Пришел день, когда ребе Хомер собрал мальчиков и сказал:

– Итак, буквы вы выучили. Пришло время увидеть, что получается, когда мы соединяем буквы в слова. Смотрите: перед вами один из псалмов благословенного царя Давида.

И он передал мальчикам свиток, который они приняли с должным почтением. Иисус, к удивлению ребе, без запинки прочитал его, и с хорошей скоростью:

– Господь – Пастырь мой; я ни в чем не буду нуждаться, он покоит меня на злачных пажитях и водит меня к водам тихим, подкрепляет душу мою, направляет меня на стези правды ради имени Своего…

– Очень хороший мальчик!

Говорят также, хотя мы не обязаны этому верить, что Иосиф и сам давал своему приемному сыну уроки, в качестве учебных пособий используя дерево и инструменты плотника.
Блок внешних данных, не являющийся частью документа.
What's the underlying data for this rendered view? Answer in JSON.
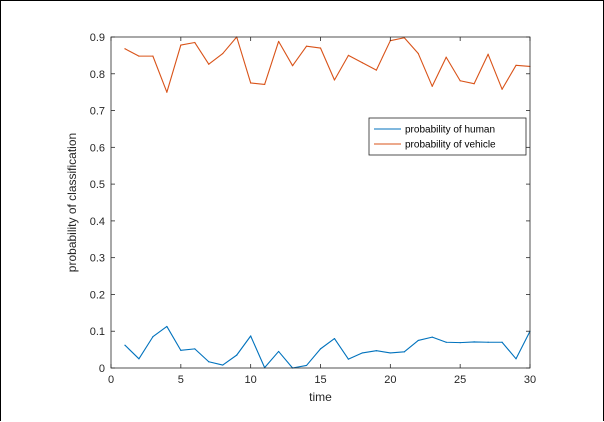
{
  "chart_data": {
    "type": "line",
    "xlabel": "time",
    "ylabel": "probability of classification",
    "xlim": [
      0,
      30
    ],
    "ylim": [
      0,
      0.9
    ],
    "xticks": [
      0,
      5,
      10,
      15,
      20,
      25,
      30
    ],
    "yticks": [
      0,
      0.1,
      0.2,
      0.3,
      0.4,
      0.5,
      0.6,
      0.7,
      0.8,
      0.9
    ],
    "grid": false,
    "legend_position": "top-right",
    "x": [
      1,
      2,
      3,
      4,
      5,
      6,
      7,
      8,
      9,
      10,
      11,
      12,
      13,
      14,
      15,
      16,
      17,
      18,
      19,
      20,
      21,
      22,
      23,
      24,
      25,
      26,
      27,
      28,
      29,
      30
    ],
    "series": [
      {
        "name": "probability of human",
        "color": "#0072BD",
        "values": [
          0.062,
          0.025,
          0.085,
          0.113,
          0.048,
          0.052,
          0.017,
          0.008,
          0.035,
          0.087,
          0.001,
          0.045,
          0.0,
          0.007,
          0.052,
          0.08,
          0.024,
          0.041,
          0.047,
          0.041,
          0.044,
          0.075,
          0.084,
          0.07,
          0.069,
          0.071,
          0.07,
          0.07,
          0.025,
          0.1
        ]
      },
      {
        "name": "probability of vehicle",
        "color": "#D95319",
        "values": [
          0.868,
          0.848,
          0.848,
          0.75,
          0.878,
          0.885,
          0.826,
          0.855,
          0.9,
          0.775,
          0.771,
          0.888,
          0.822,
          0.875,
          0.87,
          0.783,
          0.85,
          0.83,
          0.81,
          0.89,
          0.898,
          0.855,
          0.766,
          0.845,
          0.781,
          0.773,
          0.853,
          0.758,
          0.823,
          0.82
        ]
      }
    ]
  }
}
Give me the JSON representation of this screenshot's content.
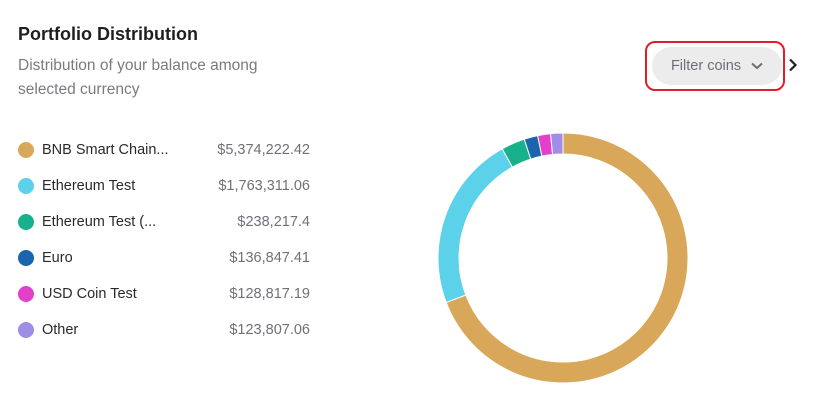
{
  "header": {
    "title": "Portfolio Distribution",
    "subtitle": "Distribution of your balance among selected currency"
  },
  "filter": {
    "label": "Filter coins",
    "icon": "chevron-down-icon",
    "next_icon": "chevron-right-icon",
    "highlight_color": "#e01e2a"
  },
  "legend": [
    {
      "label": "BNB Smart Chain...",
      "value": "$5,374,222.42",
      "color": "#d9a75a"
    },
    {
      "label": "Ethereum Test",
      "value": "$1,763,311.06",
      "color": "#5cd1ea"
    },
    {
      "label": "Ethereum Test (...",
      "value": "$238,217.4",
      "color": "#17b28b"
    },
    {
      "label": "Euro",
      "value": "$136,847.41",
      "color": "#1a65ad"
    },
    {
      "label": "USD Coin Test",
      "value": "$128,817.19",
      "color": "#e23fcb"
    },
    {
      "label": "Other",
      "value": "$123,807.06",
      "color": "#a08ee6"
    }
  ],
  "chart_data": {
    "type": "pie",
    "style": "donut",
    "categories": [
      "BNB Smart Chain...",
      "Ethereum Test",
      "Ethereum Test (...",
      "Euro",
      "USD Coin Test",
      "Other"
    ],
    "values": [
      5374222.42,
      1763311.06,
      238217.4,
      136847.41,
      128817.19,
      123807.06
    ],
    "colors": [
      "#d9a75a",
      "#5cd1ea",
      "#17b28b",
      "#1a65ad",
      "#e23fcb",
      "#a08ee6"
    ]
  }
}
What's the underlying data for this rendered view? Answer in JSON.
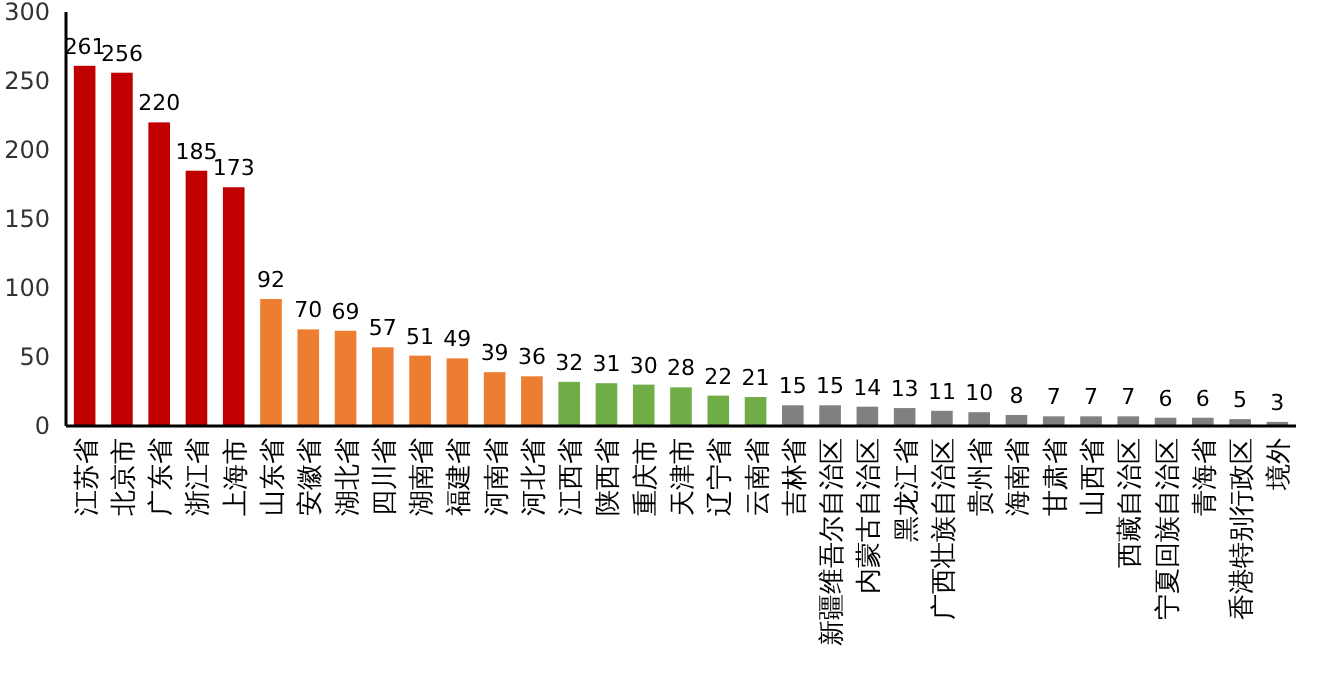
{
  "chart_data": {
    "type": "bar",
    "categories": [
      "江苏省",
      "北京市",
      "广东省",
      "浙江省",
      "上海市",
      "山东省",
      "安徽省",
      "湖北省",
      "四川省",
      "湖南省",
      "福建省",
      "河南省",
      "河北省",
      "江西省",
      "陕西省",
      "重庆市",
      "天津市",
      "辽宁省",
      "云南省",
      "吉林省",
      "新疆维吾尔自治区",
      "内蒙古自治区",
      "黑龙江省",
      "广西壮族自治区",
      "贵州省",
      "海南省",
      "甘肃省",
      "山西省",
      "西藏自治区",
      "宁夏回族自治区",
      "青海省",
      "香港特别行政区",
      "境外"
    ],
    "values": [
      261,
      256,
      220,
      185,
      173,
      92,
      70,
      69,
      57,
      51,
      49,
      39,
      36,
      32,
      31,
      30,
      28,
      22,
      21,
      15,
      15,
      14,
      13,
      11,
      10,
      8,
      7,
      7,
      7,
      6,
      6,
      5,
      3
    ],
    "colors": [
      "#c00000",
      "#c00000",
      "#c00000",
      "#c00000",
      "#c00000",
      "#ed7d31",
      "#ed7d31",
      "#ed7d31",
      "#ed7d31",
      "#ed7d31",
      "#ed7d31",
      "#ed7d31",
      "#ed7d31",
      "#70ad47",
      "#70ad47",
      "#70ad47",
      "#70ad47",
      "#70ad47",
      "#70ad47",
      "#808080",
      "#808080",
      "#808080",
      "#808080",
      "#808080",
      "#808080",
      "#808080",
      "#808080",
      "#808080",
      "#808080",
      "#808080",
      "#808080",
      "#808080",
      "#808080"
    ],
    "ylim": [
      0,
      300
    ],
    "yticks": [
      0,
      50,
      100,
      150,
      200,
      250,
      300
    ],
    "data_labels": true
  }
}
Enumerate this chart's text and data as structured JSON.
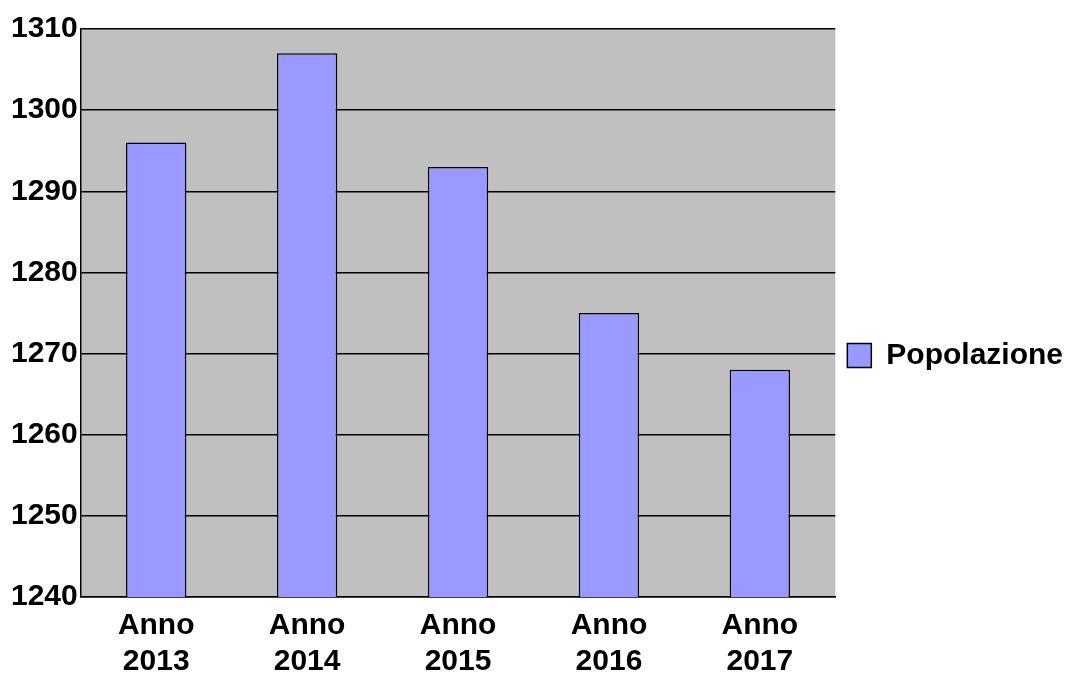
{
  "chart_data": {
    "type": "bar",
    "categories": [
      "Anno 2013",
      "Anno 2014",
      "Anno 2015",
      "Anno 2016",
      "Anno 2017"
    ],
    "series": [
      {
        "name": "Popolazione",
        "color": "#9999ff",
        "values": [
          1296,
          1307,
          1293,
          1275,
          1268
        ]
      }
    ],
    "ylim": [
      1240,
      1310
    ],
    "yticks": [
      1240,
      1250,
      1260,
      1270,
      1280,
      1290,
      1300,
      1310
    ],
    "grid": "y",
    "legend": "right"
  }
}
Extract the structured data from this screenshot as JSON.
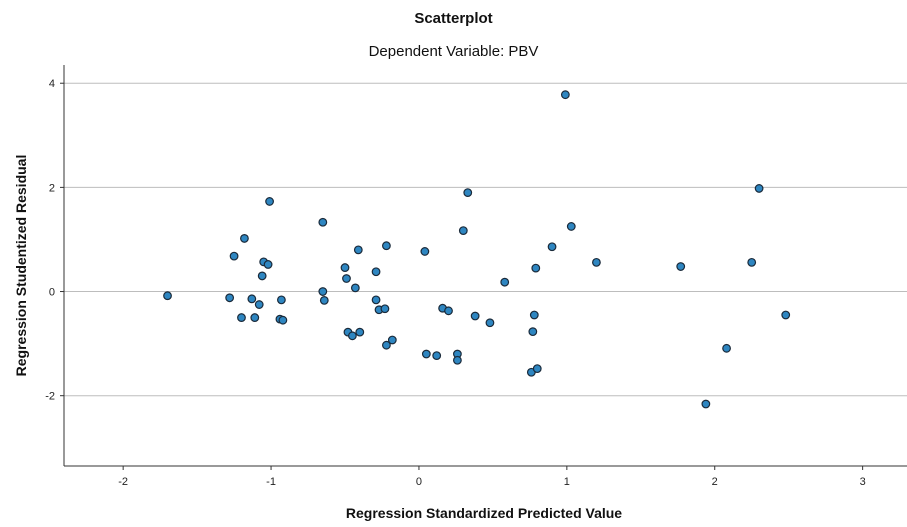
{
  "chart_data": {
    "type": "scatter",
    "title": "Scatterplot",
    "subtitle": "Dependent Variable: PBV",
    "xlabel": "Regression Standardized Predicted Value",
    "ylabel": "Regression Studentized Residual",
    "xlim": [
      -2.4,
      3.3
    ],
    "ylim": [
      -3.35,
      4.35
    ],
    "xticks": [
      -2,
      -1,
      0,
      1,
      2,
      3
    ],
    "yticks": [
      -2,
      0,
      2,
      4
    ],
    "xtick_labels": [
      "-2",
      "-1",
      "0",
      "1",
      "2",
      "3"
    ],
    "ytick_labels": [
      "-2",
      "0",
      "2",
      "4"
    ],
    "grid": "horizontal at y ticks",
    "point_color": "#2e86c1",
    "point_edge_color": "#1a2a3a",
    "points": [
      {
        "x": -1.7,
        "y": -0.08
      },
      {
        "x": -1.28,
        "y": -0.12
      },
      {
        "x": -1.25,
        "y": 0.68
      },
      {
        "x": -1.2,
        "y": -0.5
      },
      {
        "x": -1.18,
        "y": 1.02
      },
      {
        "x": -1.13,
        "y": -0.14
      },
      {
        "x": -1.11,
        "y": -0.5
      },
      {
        "x": -1.08,
        "y": -0.25
      },
      {
        "x": -1.06,
        "y": 0.3
      },
      {
        "x": -1.05,
        "y": 0.57
      },
      {
        "x": -1.02,
        "y": 0.52
      },
      {
        "x": -1.01,
        "y": 1.73
      },
      {
        "x": -0.94,
        "y": -0.53
      },
      {
        "x": -0.93,
        "y": -0.16
      },
      {
        "x": -0.92,
        "y": -0.55
      },
      {
        "x": -0.65,
        "y": 1.33
      },
      {
        "x": -0.65,
        "y": 0.0
      },
      {
        "x": -0.64,
        "y": -0.17
      },
      {
        "x": -0.5,
        "y": 0.46
      },
      {
        "x": -0.49,
        "y": 0.25
      },
      {
        "x": -0.48,
        "y": -0.78
      },
      {
        "x": -0.45,
        "y": -0.85
      },
      {
        "x": -0.43,
        "y": 0.07
      },
      {
        "x": -0.41,
        "y": 0.8
      },
      {
        "x": -0.4,
        "y": -0.78
      },
      {
        "x": -0.29,
        "y": 0.38
      },
      {
        "x": -0.29,
        "y": -0.16
      },
      {
        "x": -0.27,
        "y": -0.35
      },
      {
        "x": -0.23,
        "y": -0.33
      },
      {
        "x": -0.22,
        "y": 0.88
      },
      {
        "x": -0.22,
        "y": -1.03
      },
      {
        "x": -0.18,
        "y": -0.93
      },
      {
        "x": 0.04,
        "y": 0.77
      },
      {
        "x": 0.05,
        "y": -1.2
      },
      {
        "x": 0.12,
        "y": -1.23
      },
      {
        "x": 0.16,
        "y": -0.32
      },
      {
        "x": 0.2,
        "y": -0.37
      },
      {
        "x": 0.26,
        "y": -1.2
      },
      {
        "x": 0.26,
        "y": -1.32
      },
      {
        "x": 0.3,
        "y": 1.17
      },
      {
        "x": 0.33,
        "y": 1.9
      },
      {
        "x": 0.38,
        "y": -0.47
      },
      {
        "x": 0.48,
        "y": -0.6
      },
      {
        "x": 0.58,
        "y": 0.18
      },
      {
        "x": 0.76,
        "y": -1.55
      },
      {
        "x": 0.77,
        "y": -0.77
      },
      {
        "x": 0.78,
        "y": -0.45
      },
      {
        "x": 0.79,
        "y": 0.45
      },
      {
        "x": 0.8,
        "y": -1.48
      },
      {
        "x": 0.9,
        "y": 0.86
      },
      {
        "x": 0.99,
        "y": 3.78
      },
      {
        "x": 1.03,
        "y": 1.25
      },
      {
        "x": 1.2,
        "y": 0.56
      },
      {
        "x": 1.77,
        "y": 0.48
      },
      {
        "x": 1.94,
        "y": -2.16
      },
      {
        "x": 2.08,
        "y": -1.09
      },
      {
        "x": 2.25,
        "y": 0.56
      },
      {
        "x": 2.3,
        "y": 1.98
      },
      {
        "x": 2.48,
        "y": -0.45
      }
    ]
  }
}
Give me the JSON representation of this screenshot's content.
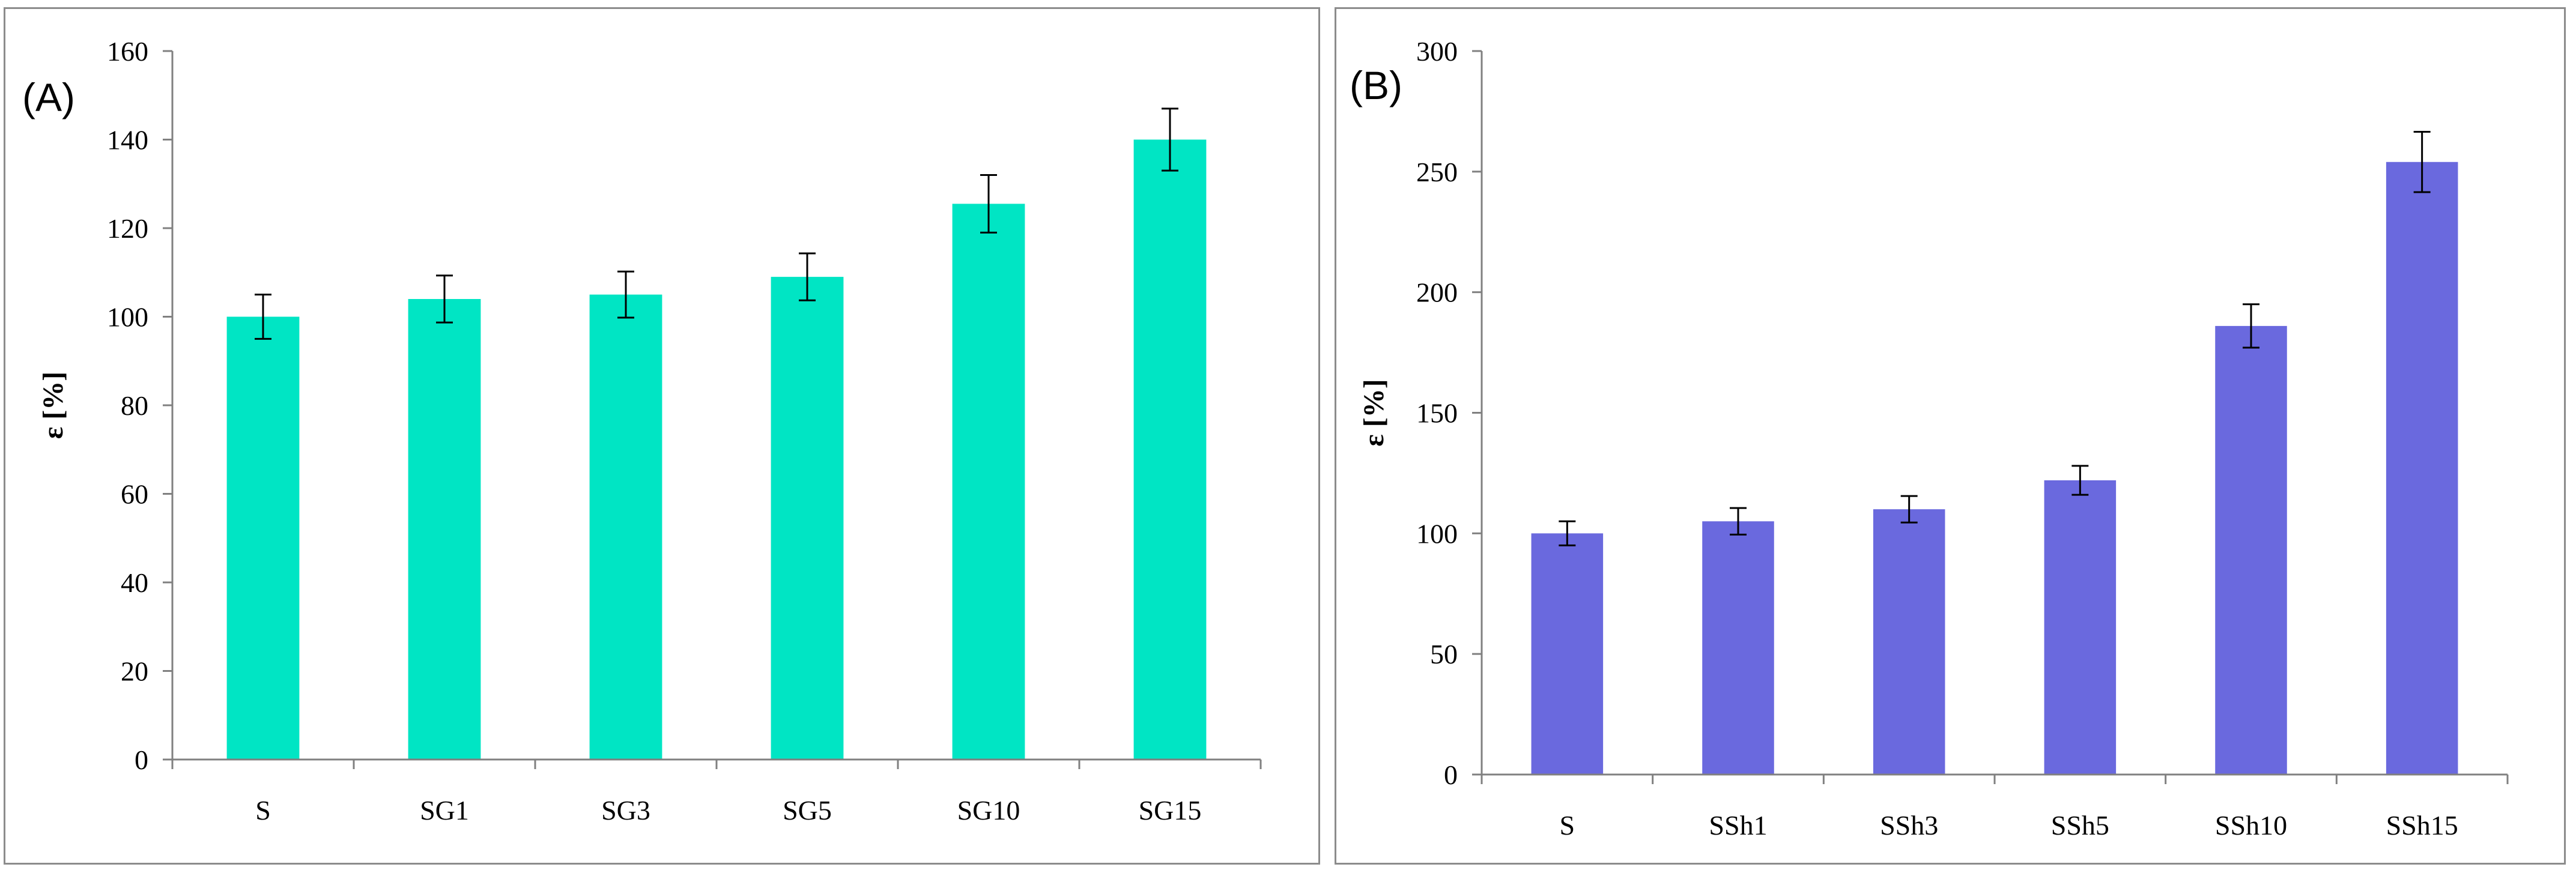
{
  "chart_data": [
    {
      "type": "bar",
      "panel_label": "(A)",
      "ylabel": "ε [%]",
      "xlabel": "",
      "categories": [
        "S",
        "SG1",
        "SG3",
        "SG5",
        "SG10",
        "SG15"
      ],
      "values": [
        100,
        104,
        105,
        109,
        125.5,
        140
      ],
      "errors": [
        5,
        5.3,
        5.2,
        5.3,
        6.5,
        7
      ],
      "ylim": [
        0,
        160
      ],
      "yticks": [
        0,
        20,
        40,
        60,
        80,
        100,
        120,
        140,
        160
      ],
      "color": "#00e5c4",
      "grid": false,
      "legend": "none"
    },
    {
      "type": "bar",
      "panel_label": "(B)",
      "ylabel": "ε [%]",
      "xlabel": "",
      "categories": [
        "S",
        "SSh1",
        "SSh3",
        "SSh5",
        "SSh10",
        "SSh15"
      ],
      "values": [
        100,
        105,
        110,
        122,
        186,
        254
      ],
      "errors": [
        5,
        5.5,
        5.5,
        6,
        9,
        12.5
      ],
      "ylim": [
        0,
        300
      ],
      "yticks": [
        0,
        50,
        100,
        150,
        200,
        250,
        300
      ],
      "color": "#6a69de",
      "grid": false,
      "legend": "none"
    }
  ]
}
– Хоть я и не ребе, но тоже могу тебя кое-чему научить, – говорил он. – Не самому ремеслу, а, так сказать, его смыслу, тому, как оно выглядит в глазах Господа нашего. Когда мы берем линейку, чтобы провести на доске прямую линию, мы чертим линию правильного поведения. Но правильное поведение – это еще не все. Видишь этот новый плуг, который я только что изготовил? Он предназначен для того, чтобы взрывать прямые борозды, которые примут в себя зерно будущего урожая. Это добродетельная скромная жизнь – голова опущена к земле, мускулы влекут человека вперед. Но человек обязан время от времени отрывать взгляд от земли. Видишь эту лестницу? О такой лестнице наш великий предок Адам даже мечтать не мог. Зато дети его, с Божьей помощью, научились мастерить лестницы, и теперь мы можем влезать на вершины деревьев и собирать высоко висящие плоды, видеть птичьи яйца, уютно лежащие в гнездах, а также снимать с верхней полки святые книги и читать их, стряхнув собравшуюся на обложке пыль. По лестнице мы поднимаемся шаг за шагом – как в музыке. Нижняя ступенька – это наши чувства: мы ощущаем запахи, вкус, тепло и холод. Затем идет ступенька, на которой располагается способность говорить и понимать речь; этим мы отличаемся от животных. Выше – наши мысли, а еще выше – умение представить то, чего никогда не было и не будет, то есть воображение. Дальше – умение внутренним зрением проникнуть в суть вещей и, наконец, на самом верху – действительность, которая есть не что иное как близость к Богу.